English pianist and violinist (1755–1840)

William Dance (20 December 1755 – 5 June 1840) was an English pianist and violinist.

==Life==
William Dance was the grandson of the architect George Dance (c.1694–1768). His father was the actor James Dance (1721–1774) and his mother may have been James' wife Elizabeth or the actress Mrs Love. He was born on 20 December 1755 in London, England, UK.

Dance studied the piano under Theodore Aylward the elder (1730–1801) and the violin under Charles Frederick Baumgarten. He later studied with the renowned Felice Giardini.

Dance played violin in the orchestra at the Theatre Royal, Drury Lane from 1771 to 1774 and in the King's Theatre orchestra 1775–1793.

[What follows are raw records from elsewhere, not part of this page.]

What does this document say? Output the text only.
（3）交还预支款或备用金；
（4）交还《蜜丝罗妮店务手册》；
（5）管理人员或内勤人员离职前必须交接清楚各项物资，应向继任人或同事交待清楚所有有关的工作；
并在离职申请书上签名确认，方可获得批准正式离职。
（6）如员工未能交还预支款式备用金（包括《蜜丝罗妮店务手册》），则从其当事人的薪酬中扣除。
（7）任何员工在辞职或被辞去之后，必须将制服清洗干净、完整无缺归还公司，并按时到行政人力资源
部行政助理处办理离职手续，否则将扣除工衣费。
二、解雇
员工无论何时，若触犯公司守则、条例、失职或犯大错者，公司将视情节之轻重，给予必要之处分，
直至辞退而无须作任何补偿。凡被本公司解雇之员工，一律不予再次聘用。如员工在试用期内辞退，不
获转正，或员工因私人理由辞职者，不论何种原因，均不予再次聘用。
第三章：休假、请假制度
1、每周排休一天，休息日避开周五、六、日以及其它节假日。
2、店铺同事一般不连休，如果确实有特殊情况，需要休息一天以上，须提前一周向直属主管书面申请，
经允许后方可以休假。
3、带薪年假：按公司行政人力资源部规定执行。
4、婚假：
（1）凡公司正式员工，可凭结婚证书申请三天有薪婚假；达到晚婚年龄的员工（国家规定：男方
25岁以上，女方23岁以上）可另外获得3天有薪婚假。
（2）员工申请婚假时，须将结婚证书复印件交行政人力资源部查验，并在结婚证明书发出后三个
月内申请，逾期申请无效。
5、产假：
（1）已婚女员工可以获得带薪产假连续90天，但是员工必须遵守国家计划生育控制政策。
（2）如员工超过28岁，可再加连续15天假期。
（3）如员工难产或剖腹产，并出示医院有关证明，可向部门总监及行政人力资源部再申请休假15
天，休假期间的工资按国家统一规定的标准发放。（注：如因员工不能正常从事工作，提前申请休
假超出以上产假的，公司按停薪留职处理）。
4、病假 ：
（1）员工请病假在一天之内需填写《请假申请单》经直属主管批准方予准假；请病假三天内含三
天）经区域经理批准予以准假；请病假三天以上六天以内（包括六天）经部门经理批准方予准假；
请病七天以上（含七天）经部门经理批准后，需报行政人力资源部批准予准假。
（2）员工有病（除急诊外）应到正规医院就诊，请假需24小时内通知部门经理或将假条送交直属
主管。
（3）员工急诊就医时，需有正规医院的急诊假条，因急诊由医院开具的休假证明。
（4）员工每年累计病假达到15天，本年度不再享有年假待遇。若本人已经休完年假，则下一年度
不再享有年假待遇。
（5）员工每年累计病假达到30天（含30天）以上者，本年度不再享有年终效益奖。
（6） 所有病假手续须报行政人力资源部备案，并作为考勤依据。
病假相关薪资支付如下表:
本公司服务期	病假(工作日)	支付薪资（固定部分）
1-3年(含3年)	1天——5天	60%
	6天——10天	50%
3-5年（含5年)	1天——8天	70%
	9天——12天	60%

He was lead violinist at the Haymarket Theatre during the summer seasons (1784–90) and at the Handel commemoration in Westminster Abbey in 1790. Dance was not regarded as a soloist on the violin, however William Thomas Parke praised his "great taste and execution" on the piano.

Around 1800 he gave up public performances and became a notable teacher of music in London.

In 1813 Dance proposed a meeting that led to the foundation of the Philharmonic Society. He became a director and the treasurer of the society until his death.

Around 1812 he noticed Michael Faraday, then a bright but unknown young assistant at a Southwark bookshop who was interested in self-improvement and science. Dance mentored him by providing tickets for him to attend lectures at the Royal Institution.

==Published works==
- Six Lessons for the Harpsichord or Piano-Forte, dated about 1780
- Several later editions, songs, preludes, fantasias, variations, and numerous piano sonatas, including op. 4 (1805).